Drosophila as a model for GBS infection. (A) Male flies were infected with GBS and then incubated at 29°C. Data from a representative experiment with at least 30 flies per sample are shown. By Kaplan-Meier and log-rank analyses, median survival times for flies infected with wild-type GBS strains A909 and NEM316 were 21.5 and 27 h, respectively; strains with mutations in virulence determinants identified in mammalian models (cpsE, cylE, and dltA) were attenuated in Drosophila also, with median survival times of infected flies of 43.2, 43.2, and 80.2 h, respectively (P, <0.005 for each mutant versus the parent strain). wt, wild type. (B) Fluorescence-activated cell sorter analysis shows labeled-ACP binding to S2 cells with concentration-dependent inhibition by soluble heparin.
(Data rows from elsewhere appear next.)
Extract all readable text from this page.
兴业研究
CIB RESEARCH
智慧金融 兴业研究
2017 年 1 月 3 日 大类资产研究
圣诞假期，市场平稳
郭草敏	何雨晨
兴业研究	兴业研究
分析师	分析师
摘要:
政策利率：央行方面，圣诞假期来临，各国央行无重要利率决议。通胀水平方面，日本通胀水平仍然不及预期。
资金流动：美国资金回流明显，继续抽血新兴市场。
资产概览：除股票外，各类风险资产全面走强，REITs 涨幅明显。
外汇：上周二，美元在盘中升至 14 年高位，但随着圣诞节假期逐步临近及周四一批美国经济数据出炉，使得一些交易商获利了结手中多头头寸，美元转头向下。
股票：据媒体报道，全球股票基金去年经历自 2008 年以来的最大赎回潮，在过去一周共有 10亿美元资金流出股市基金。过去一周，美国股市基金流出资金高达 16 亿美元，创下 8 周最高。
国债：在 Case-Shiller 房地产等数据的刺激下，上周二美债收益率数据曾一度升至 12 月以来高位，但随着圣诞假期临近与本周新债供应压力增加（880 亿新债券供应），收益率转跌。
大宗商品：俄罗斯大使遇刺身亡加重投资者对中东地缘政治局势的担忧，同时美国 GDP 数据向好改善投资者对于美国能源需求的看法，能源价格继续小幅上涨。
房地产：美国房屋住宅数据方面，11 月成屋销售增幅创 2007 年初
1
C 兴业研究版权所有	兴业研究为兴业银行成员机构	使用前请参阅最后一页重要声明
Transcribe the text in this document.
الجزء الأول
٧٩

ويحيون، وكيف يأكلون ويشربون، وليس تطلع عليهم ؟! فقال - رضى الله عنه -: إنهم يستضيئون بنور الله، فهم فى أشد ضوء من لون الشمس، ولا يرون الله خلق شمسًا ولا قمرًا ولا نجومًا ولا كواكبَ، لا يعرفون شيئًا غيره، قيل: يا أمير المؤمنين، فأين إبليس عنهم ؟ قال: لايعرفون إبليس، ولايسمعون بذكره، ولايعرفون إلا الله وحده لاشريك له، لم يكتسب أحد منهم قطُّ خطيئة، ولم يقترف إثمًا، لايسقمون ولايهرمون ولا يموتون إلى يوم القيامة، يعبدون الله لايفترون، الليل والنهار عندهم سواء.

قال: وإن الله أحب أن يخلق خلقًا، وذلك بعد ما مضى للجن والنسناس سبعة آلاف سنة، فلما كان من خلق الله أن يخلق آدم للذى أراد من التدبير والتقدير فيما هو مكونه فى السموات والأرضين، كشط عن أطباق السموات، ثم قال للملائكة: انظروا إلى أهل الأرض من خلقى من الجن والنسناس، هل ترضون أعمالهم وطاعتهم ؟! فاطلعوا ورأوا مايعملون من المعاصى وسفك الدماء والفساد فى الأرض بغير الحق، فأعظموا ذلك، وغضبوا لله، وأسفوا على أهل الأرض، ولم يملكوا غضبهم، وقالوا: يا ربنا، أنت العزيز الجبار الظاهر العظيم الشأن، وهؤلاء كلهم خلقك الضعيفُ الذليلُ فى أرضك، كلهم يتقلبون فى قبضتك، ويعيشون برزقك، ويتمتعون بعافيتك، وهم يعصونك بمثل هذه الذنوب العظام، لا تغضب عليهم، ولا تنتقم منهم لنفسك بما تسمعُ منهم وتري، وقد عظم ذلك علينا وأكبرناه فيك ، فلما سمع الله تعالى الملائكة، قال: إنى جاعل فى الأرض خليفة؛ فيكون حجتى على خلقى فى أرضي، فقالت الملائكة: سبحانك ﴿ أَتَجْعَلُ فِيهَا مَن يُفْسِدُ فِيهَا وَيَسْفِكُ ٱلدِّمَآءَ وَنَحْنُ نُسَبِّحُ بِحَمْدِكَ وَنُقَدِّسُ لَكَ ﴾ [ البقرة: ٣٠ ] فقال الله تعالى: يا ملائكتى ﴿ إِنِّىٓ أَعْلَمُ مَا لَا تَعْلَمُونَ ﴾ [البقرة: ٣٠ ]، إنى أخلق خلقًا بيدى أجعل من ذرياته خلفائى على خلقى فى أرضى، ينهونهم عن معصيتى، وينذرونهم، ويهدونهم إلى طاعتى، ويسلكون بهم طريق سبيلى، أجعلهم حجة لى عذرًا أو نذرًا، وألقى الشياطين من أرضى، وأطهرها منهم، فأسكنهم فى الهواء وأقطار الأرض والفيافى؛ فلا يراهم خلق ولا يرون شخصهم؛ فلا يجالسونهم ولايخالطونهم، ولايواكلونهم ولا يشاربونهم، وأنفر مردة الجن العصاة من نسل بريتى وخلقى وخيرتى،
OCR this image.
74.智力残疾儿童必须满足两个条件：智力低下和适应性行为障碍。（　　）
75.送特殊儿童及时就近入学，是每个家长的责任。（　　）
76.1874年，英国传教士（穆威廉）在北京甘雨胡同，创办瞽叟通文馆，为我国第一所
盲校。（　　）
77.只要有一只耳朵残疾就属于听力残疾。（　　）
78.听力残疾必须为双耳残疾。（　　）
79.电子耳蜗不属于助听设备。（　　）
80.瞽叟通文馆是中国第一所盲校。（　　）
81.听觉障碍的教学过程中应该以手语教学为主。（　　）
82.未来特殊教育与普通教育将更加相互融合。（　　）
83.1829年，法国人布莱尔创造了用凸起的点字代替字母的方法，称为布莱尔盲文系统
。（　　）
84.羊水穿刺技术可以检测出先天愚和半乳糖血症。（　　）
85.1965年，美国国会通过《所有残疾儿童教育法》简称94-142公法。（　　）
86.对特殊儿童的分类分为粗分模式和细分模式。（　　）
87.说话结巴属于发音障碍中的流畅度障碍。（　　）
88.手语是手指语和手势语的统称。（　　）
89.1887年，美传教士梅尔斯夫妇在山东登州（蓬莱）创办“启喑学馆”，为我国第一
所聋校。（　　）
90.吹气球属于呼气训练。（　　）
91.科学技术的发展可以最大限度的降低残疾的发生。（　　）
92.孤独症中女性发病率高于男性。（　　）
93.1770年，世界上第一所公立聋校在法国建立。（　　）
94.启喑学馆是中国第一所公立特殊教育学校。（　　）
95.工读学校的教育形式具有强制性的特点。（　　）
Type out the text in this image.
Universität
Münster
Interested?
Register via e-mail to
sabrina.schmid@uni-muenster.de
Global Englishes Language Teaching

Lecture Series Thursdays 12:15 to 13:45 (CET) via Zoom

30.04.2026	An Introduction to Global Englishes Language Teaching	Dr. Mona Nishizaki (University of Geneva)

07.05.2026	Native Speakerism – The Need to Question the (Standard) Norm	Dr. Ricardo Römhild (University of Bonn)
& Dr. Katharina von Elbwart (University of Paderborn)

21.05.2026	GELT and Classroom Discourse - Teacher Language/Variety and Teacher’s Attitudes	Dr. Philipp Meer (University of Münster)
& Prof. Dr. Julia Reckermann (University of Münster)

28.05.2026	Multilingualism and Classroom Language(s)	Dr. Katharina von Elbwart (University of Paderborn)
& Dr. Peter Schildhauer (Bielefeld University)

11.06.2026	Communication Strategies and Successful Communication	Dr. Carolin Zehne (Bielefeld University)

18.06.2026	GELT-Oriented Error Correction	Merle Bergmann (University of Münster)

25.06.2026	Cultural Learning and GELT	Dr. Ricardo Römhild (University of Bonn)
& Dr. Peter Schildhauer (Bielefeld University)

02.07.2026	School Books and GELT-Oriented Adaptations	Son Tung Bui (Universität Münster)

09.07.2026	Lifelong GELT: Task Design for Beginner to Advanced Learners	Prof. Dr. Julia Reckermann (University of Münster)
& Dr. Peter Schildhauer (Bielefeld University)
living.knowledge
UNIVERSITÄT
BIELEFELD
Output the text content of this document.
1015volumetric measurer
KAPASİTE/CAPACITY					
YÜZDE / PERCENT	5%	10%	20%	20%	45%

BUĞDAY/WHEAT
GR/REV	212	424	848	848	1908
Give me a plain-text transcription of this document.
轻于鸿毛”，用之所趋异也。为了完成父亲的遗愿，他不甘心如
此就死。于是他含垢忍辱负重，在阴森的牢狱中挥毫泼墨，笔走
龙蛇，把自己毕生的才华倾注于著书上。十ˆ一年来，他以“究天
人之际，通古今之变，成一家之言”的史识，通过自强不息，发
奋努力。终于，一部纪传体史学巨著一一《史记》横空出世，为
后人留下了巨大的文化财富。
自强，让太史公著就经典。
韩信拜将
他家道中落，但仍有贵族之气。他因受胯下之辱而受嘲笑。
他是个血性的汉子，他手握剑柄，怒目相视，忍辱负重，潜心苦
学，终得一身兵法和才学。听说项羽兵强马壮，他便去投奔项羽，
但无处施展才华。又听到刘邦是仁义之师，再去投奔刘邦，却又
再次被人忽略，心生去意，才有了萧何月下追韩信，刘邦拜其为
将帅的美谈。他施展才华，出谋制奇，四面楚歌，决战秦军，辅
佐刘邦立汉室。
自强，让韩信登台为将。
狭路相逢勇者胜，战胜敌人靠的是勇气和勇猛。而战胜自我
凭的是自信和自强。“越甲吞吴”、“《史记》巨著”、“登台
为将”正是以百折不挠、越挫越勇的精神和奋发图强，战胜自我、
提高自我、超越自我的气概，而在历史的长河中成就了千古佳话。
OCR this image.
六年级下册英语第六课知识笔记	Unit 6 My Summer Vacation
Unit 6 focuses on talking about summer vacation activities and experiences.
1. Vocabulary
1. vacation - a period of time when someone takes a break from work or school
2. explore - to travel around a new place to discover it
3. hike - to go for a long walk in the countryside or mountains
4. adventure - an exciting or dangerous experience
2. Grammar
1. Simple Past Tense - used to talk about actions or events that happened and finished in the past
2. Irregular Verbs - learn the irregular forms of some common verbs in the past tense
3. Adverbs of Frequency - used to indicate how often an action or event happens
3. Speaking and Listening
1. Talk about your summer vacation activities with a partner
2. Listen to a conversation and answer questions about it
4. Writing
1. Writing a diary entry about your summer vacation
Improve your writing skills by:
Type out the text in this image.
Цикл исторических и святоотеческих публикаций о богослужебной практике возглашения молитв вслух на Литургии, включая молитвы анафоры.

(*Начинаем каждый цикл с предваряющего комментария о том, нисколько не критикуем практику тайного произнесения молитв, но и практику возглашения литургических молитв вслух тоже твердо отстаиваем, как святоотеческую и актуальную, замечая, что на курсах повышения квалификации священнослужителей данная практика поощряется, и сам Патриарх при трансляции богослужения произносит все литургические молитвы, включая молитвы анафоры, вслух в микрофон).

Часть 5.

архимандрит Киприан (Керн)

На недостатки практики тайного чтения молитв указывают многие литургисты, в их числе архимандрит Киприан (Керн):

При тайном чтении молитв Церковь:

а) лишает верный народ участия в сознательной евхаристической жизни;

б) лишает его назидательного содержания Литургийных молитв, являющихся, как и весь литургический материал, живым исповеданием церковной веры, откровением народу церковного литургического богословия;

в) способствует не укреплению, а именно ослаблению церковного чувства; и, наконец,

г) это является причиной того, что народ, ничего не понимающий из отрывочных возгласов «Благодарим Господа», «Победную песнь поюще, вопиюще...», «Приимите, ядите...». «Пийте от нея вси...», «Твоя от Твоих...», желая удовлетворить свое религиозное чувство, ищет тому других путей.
Data are shown as the MFI ± SE per cell relative to that for untreated cells, normalized to the fluorescence of cells treated with labeled BSA. With 500 μg/ml heparin, the MFI was 2.5% ± 0.2% of that for untreated cells (P = 0.001; Student's t test). (C) Fluorescence-activated cell sorter analysis shows that the level of S2 cell binding to mutant D2-R constructs with charge-neutralizing mutations in GAG-binding residues (Arg185, Arg172, and Lys196 [D2RΔ185, D2RΔ172, and D2RΔ196]) was markedly lower than the level of S2 cell binding to the native D2-R protein. The data are expressed as the mean percentage ± SE of cells staining positive for the indicated protein.